With so many different mobile phone contracts and pre-pay packages available how do you know you are getting the best deal? One new scheme from Blyk is challenging the traditional format and is now offering completely free phone services to its customers. Instead of a monetary fee, the price users pay in return for free minutes and texts is agreeing to receive a daily quota of targeted adverts.
As part of the deal customers must agree to receive personalised advertisements matched to information that is provided when the account is set up. Customers must provide information on spending habits, planned online purchases and either passport or driving licence information. The offer is also only available to 16-24 year olds which clearly outlines Blyks target demographic.
This deal comes after recent articles have been released detailing how mobile phone companies are readdressing network policies, moving increasingly toward a system that enables them to better monitor messages and voice exchanges in order to compile accurate user information which in turn can be sold to advertisers.
Although any plans are in the very early stages, mobile networks have suggested that any technology used to monitor customer preferences could include an opt out clause, however no guarantees have been made. The Data Protection Act does currently restrict the use of personal data by mobile phone companies and they cannot pass on information to a third party without the consent of that person. However there are also ethical issues with such a technology, and the potential for this technology to be abused is a big worry for many.
Motorola are already said to have developed technology that can scan text messages for details on customer location and activity. This technology could enable keywords such as ‘Food’ or ‘Hungry’ to be scanned in text messages and as a result an advert for a local restaurant, in relation to the mobiles emitted GPS data, could be served to the users handset.

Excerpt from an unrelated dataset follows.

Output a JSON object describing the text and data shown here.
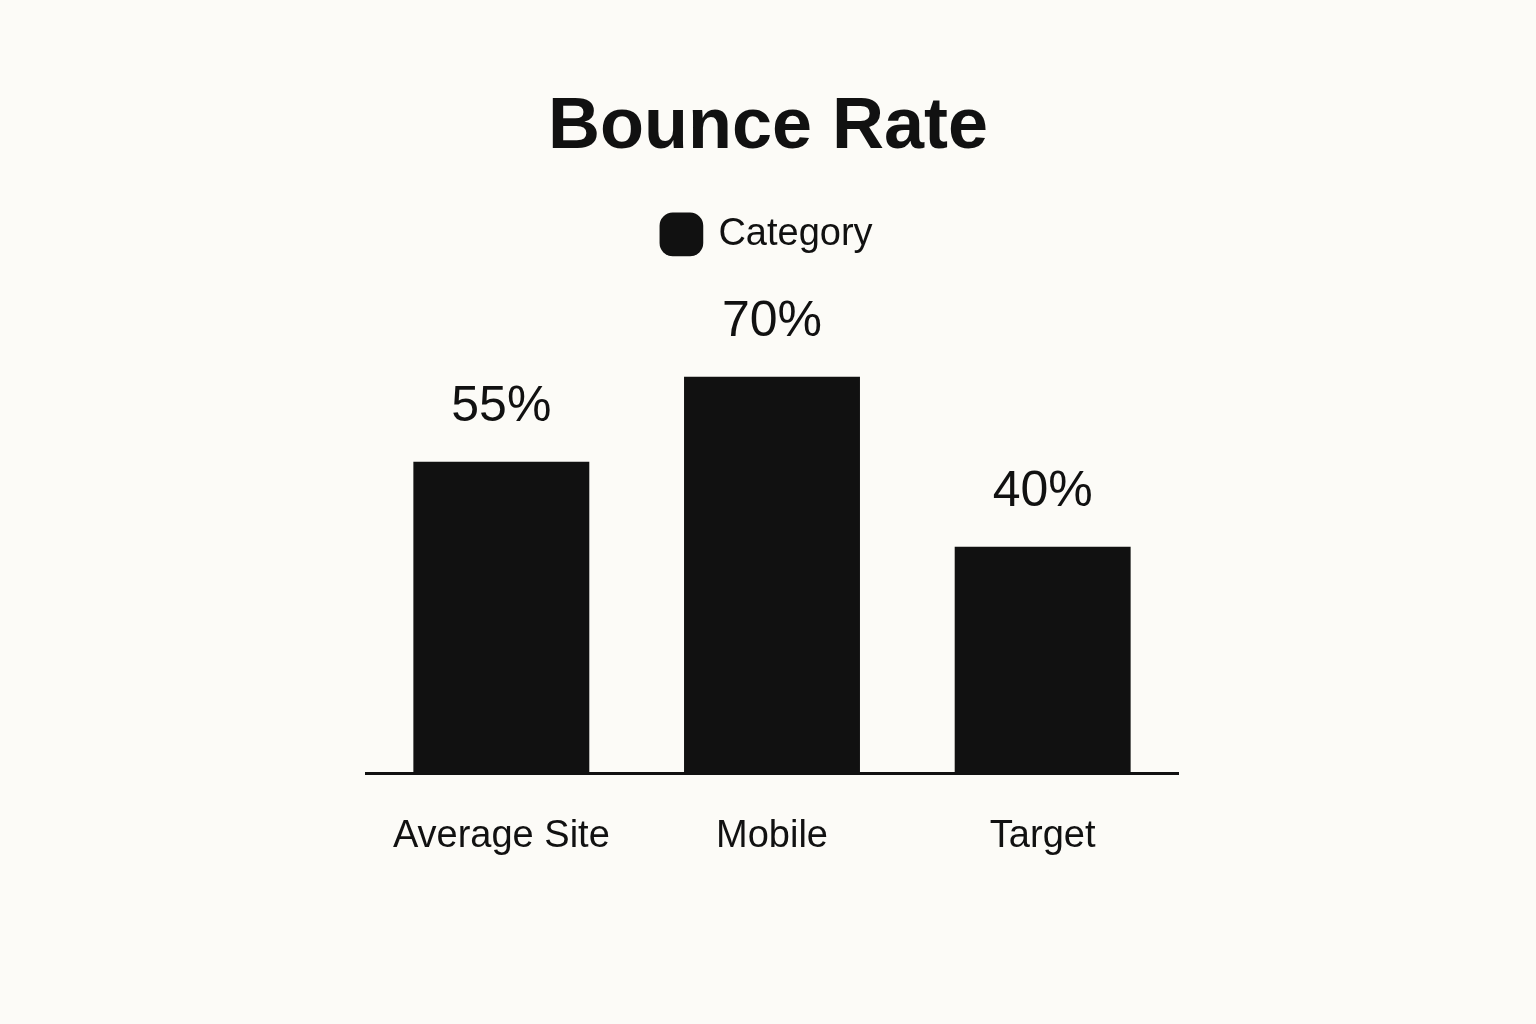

We can already see how exsisting models serving personalised adverts as a result of archieved user data have proved lucrative in the area of internet search, and many social networks are also devising such a model. As a result of recent developments in mobile search, information collected from mobile users would essentially create a gold mine for network providers, and as the web experience greatly improves on the mobile over the coming year this data could be harvested.
Some estimates predict the market for mobile advertising will exceed £5.5 billion by 2011, and companies willing to part with information on user trends would certainly receive a large slice of that pie.
With these estimates I’m guessing Blyk may be the first, buy will certainly not be the only network to offer the delivery of adverts to the mobile handsets of customers in return for cheaper or even free services. For now I’ll keep my personal data off limits and pay my monthly contract fee.